The Dictator was the first U.S. merchant vessel to learn that another sea wolf was on the loose. On April 25, it was taken and torched. Then the Georgia took the long sea road to Bahia, Brazil, where it coaled before setting off for the Cape of Good Hope. On the way, it seized the Constitution, the Griswold, the Good Hope and the J.W. Seaver, sparing the last of those vessels, which was bonded.

The Georgia dropped anchor in St. Simon’s Bay on Aug. 16, two weeks later turning back toward Europe and capturing four more ships as it went. Maury, having become ill, handed over his ship to its first lieutenant. It berthed at Cherbourg, France, on Oct. 28, outside which port in June 1864 the much more formidable raider Alabama would take on the USS Kearsarge and pay for its temerity by ceasing to be a menace.

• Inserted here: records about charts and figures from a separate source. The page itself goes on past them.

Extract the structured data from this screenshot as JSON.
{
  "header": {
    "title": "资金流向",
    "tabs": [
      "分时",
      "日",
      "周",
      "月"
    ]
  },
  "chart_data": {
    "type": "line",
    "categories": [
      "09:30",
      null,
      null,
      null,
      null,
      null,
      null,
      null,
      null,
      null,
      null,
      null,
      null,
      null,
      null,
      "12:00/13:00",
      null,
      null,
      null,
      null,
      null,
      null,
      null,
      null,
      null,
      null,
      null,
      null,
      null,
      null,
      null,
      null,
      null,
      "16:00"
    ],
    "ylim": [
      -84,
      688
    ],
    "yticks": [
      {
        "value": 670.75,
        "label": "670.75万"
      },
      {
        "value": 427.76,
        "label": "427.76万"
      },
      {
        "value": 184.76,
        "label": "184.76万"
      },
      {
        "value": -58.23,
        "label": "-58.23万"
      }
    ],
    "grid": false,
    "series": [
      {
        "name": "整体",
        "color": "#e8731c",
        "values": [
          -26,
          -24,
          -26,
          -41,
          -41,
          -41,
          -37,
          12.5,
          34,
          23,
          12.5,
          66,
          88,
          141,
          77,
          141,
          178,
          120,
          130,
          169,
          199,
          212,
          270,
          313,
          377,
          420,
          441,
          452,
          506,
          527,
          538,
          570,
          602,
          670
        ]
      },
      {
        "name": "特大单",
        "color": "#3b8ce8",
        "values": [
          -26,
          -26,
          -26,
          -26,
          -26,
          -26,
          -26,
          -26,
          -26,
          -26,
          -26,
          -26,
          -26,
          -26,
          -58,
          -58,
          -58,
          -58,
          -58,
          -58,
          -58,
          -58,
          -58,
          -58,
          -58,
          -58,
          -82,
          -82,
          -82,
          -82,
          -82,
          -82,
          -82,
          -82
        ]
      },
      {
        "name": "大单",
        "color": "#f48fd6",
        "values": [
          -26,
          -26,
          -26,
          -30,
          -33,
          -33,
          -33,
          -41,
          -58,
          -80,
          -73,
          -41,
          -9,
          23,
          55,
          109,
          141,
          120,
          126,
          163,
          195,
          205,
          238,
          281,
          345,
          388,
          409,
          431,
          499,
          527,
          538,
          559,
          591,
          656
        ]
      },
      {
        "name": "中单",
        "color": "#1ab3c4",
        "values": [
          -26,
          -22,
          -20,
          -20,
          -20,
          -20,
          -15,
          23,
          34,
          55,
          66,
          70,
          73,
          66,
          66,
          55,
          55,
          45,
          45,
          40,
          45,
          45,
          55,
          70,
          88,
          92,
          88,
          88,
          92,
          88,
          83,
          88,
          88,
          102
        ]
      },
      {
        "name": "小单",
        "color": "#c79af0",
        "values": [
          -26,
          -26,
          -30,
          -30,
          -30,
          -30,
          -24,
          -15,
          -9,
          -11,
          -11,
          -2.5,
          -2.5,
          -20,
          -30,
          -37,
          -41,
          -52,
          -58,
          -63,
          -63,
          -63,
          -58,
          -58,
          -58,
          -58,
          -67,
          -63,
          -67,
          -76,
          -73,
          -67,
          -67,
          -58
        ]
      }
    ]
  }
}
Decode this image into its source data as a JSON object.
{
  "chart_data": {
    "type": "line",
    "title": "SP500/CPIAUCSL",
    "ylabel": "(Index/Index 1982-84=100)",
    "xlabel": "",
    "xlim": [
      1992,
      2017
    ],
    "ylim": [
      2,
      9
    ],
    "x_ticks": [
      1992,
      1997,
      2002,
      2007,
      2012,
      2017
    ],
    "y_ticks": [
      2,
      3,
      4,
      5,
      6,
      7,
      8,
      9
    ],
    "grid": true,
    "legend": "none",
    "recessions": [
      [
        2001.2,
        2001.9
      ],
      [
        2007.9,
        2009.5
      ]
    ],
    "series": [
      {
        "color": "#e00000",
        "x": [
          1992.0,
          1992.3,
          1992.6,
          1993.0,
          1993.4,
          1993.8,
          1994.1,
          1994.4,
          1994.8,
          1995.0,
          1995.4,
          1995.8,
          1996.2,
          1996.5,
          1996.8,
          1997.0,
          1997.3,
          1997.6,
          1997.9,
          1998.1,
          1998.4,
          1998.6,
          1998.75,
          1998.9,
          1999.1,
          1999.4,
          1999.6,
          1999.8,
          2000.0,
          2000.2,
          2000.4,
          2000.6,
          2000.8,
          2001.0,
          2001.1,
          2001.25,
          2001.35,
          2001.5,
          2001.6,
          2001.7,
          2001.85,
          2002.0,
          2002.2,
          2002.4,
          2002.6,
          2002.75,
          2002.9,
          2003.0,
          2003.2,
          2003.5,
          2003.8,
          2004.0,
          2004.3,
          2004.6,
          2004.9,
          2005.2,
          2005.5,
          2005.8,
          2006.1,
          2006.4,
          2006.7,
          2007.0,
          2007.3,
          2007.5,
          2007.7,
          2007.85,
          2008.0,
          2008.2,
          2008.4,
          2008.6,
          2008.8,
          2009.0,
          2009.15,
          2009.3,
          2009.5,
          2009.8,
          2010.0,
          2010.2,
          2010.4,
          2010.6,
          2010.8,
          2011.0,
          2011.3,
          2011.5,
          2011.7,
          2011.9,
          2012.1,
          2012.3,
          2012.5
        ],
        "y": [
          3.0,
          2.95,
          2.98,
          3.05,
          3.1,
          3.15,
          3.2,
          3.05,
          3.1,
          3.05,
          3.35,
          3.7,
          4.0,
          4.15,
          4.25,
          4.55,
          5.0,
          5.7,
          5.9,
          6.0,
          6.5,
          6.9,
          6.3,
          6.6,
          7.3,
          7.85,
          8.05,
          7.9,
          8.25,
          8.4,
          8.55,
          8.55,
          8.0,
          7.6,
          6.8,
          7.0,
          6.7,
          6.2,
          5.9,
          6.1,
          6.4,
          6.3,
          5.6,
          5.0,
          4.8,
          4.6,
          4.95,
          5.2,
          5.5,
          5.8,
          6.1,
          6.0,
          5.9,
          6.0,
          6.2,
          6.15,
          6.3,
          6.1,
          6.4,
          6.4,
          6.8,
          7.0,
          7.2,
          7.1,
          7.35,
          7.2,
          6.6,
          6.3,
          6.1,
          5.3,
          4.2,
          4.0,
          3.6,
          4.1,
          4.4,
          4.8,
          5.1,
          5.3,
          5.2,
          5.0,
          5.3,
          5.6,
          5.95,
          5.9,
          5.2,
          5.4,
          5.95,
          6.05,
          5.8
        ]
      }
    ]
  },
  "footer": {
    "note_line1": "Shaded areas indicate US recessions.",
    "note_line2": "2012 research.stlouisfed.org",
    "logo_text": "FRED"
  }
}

For all its speed and weaponry, the Georgia was unsuitable as a raider. Its sail power was inadequate, compelling it to consume too much coal on long voyages, and the frequent halts for coaling were an inconvenience. When it arrived May 2, 1864, at Liverpool, all evidence of its previous activities was removed, and it was offered for sale. Edward Bates, a Liverpool merchant, acquired it for 15,000 pounds and at the time doubtless was delighted. He would regret his purchase.

The sale of the Georgia was unwelcome news for Adams, who wasted no time informing the British government that the ship would be arrested were it to leave harbor, even though it had become a genuine British-registered merchantman. Despite this warning, the Georgia was chartered to the Portuguese government.

On Aug. 8, flying the British flag, the Georgia departed Liverpool for Lisbon. On Adams’ instructions, the U.S. Navy frigate Niagara intercepted the Georgia off the mouth of the Tagus River. With a prize crew aboard, it was taken to Boston, and there it was sold by an American prize court.

Understandably upset, Bates protested to the British Foreign Office, which declined to get involved, advising him to take up the matter with the American court. No doubt sensibly, Bates felt that would be throwing good money after bad. He had lost a lot of money, but he did receive 6,000 pounds from his insurers.

The Georgia initially was included in the Alabama Claims after the war but was among the vessels discounted by the tribunal.

Peter Cliffe lives in Hertfordshire, England, and is a retired administrator for a multinational company who became interested in the Civil War while working in this country.